Na madrugada de quinta-feira, a Gazeta Esportiva Net decretava:
‘Um ônibus da torcida do Corinthians sofreu uma emboscada. Palmeirenses e vascaínos, que possuem relação amistosa, atacaram os rivais. O tumulto culminou com a morte de um corintiano.’
Em matéria levada ao ar às 12h52, a Agência Estado, apresentava outro enredo para a tragédia, baseado em declarações à TV Globo do major Alfredo Donizete Rodrigues de Souza, subcomandante do 2º Batalhão de Choque da PM paulista:
‘O confronto começou por acaso, porque um ônibus de corintianos cruzou com o comboio de vascaínos e eles começaram a se provocar – declarou.’
Nesse momento, entretanto, uma terceira versão já fora apresentada à imprensa. Às 13h19, por exemplo, o G1 trazia matéria em que o promotor Paulo Castilho, encarregado de combater a violência nos estádios, acusava os corintianos de terem armado a emboscada. Segundo ele, cerca de 50 torcedores da facção Rua São Jorge, uma dissidência da Gaviões da Fiel, distribuídos em um ônibus e quatro carros de passeio, esperaram pelos vascaínos com barras de ferro e armas de fogo. Os cariocas eram cerca de 650, distribuídos em 15 ônibus.
‘Eles vieram em paz, mas tiveram que revidar’, declarou o promotor ao diário Lance!. Ao Observatório, afirmou que as outras versões eram fantasiosas. ‘Esse grupo da Rua São Jorge já havia provocado problemas na Baixada Santista’, disse.
A partir desse momento, a narrativa adquiriu status de verdade para a grande imprensa, em São Paulo e no Rio de Janeiro. A cobertura limitou-se a reproduzir a história do promotor e da delegada encarregada do caso. Por horas, não se encontrou nos canais de informação qualquer testemunho dos torcedores envolvidos no conflito.
Pautas e fios
O promotor Castilho adiantou-se em pedir a ‘torcida única’ nos estádios de futebol. A solicitação foi imediatamente endossada pela Polícia Militar e divulgada nos principais portais de notícias na internet.
Parecia findo o rito sumário de construção da notícia. A polícia fizera o possível. A exclusão da presença de adversários restituiria a tranquilidade ao mundo do futebol.

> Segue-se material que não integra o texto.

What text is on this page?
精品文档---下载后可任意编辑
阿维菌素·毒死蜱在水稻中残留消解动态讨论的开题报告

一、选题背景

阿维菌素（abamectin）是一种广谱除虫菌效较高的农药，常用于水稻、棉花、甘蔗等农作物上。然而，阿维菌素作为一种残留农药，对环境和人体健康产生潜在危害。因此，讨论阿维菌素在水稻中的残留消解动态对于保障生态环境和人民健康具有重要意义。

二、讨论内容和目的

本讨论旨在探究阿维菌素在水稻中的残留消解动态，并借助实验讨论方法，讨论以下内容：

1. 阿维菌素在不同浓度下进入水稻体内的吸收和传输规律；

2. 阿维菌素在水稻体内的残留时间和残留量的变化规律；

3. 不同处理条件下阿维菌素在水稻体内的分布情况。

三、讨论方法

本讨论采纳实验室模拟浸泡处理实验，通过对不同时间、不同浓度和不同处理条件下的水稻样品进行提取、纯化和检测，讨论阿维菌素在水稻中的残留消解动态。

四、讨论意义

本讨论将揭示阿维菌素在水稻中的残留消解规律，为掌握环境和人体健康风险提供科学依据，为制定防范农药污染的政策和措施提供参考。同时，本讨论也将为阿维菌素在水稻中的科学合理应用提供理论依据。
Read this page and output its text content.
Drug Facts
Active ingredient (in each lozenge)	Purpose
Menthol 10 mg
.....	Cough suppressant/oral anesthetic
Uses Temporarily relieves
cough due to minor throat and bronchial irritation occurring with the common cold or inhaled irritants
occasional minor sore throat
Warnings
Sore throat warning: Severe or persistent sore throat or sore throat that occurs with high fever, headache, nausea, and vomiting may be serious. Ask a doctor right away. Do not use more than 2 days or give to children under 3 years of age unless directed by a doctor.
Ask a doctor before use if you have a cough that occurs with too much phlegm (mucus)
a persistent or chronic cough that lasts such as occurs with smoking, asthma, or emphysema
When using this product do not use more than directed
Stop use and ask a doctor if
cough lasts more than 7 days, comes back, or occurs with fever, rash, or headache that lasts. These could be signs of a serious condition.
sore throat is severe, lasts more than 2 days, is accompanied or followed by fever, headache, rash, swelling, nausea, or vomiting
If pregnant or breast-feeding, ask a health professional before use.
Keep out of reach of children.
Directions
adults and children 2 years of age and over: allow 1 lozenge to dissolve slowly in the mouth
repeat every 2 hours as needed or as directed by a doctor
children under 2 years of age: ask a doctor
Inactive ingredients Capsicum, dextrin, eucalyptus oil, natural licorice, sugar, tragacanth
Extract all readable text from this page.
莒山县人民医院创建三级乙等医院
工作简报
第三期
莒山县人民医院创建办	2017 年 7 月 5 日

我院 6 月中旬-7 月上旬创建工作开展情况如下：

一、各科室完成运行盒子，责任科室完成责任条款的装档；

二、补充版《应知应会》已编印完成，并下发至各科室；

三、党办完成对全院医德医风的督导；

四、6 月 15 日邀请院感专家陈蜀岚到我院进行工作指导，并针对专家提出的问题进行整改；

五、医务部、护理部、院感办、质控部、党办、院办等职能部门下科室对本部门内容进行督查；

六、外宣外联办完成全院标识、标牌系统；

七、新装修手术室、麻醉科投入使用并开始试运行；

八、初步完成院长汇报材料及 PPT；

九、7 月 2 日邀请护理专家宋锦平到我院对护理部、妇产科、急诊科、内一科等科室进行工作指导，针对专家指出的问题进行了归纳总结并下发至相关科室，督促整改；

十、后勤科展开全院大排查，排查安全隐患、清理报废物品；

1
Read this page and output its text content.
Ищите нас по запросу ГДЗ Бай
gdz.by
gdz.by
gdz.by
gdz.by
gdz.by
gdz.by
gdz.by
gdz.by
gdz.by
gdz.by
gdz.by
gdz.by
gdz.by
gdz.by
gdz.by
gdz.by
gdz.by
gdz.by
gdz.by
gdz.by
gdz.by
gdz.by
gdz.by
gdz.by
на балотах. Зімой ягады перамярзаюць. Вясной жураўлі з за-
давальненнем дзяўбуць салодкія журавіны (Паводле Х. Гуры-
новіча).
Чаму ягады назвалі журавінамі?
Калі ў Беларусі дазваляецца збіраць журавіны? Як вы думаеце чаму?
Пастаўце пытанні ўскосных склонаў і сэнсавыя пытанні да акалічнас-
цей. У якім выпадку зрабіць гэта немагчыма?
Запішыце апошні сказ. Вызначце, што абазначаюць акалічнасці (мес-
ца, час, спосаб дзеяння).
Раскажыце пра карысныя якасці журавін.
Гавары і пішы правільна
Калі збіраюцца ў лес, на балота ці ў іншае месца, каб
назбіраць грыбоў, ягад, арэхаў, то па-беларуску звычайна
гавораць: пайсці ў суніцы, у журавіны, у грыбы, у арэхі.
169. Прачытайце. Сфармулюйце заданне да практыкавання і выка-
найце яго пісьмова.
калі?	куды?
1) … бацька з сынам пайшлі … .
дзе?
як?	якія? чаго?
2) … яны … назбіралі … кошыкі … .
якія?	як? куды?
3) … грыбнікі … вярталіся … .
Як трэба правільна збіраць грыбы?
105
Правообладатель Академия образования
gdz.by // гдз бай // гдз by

À noite, no entanto, a jornalista Leonor Macedo, 26 anos, que hospeda seu blog no site da revista TPM, resolveu expor os resultados de sua investigação jornalística. Depois de ouvir vários torcedores, apresentou outra versão para a ocorrência (ver aqui; outros post sobre o caso no blog eneaotil).
Retidos numa blitz da polícia, nas proximidades do Clube Espéria, os corintianos teriam sido alcançados pelo comboio vascaíno. Em ampla maioria, de dez para um, os cariocas teriam iniciado o massacre.
‘Não quero dizer que os paulistas sejam santinhos, mas não me parece razoável que mobilizassem apenas 50 pessoas para enfrentar 500’, diz Leonor. ‘Também é difícil acreditar que os policiais supostamente presentes não tenham sido capazes de impedir o conflito e evitar os linchamentos.’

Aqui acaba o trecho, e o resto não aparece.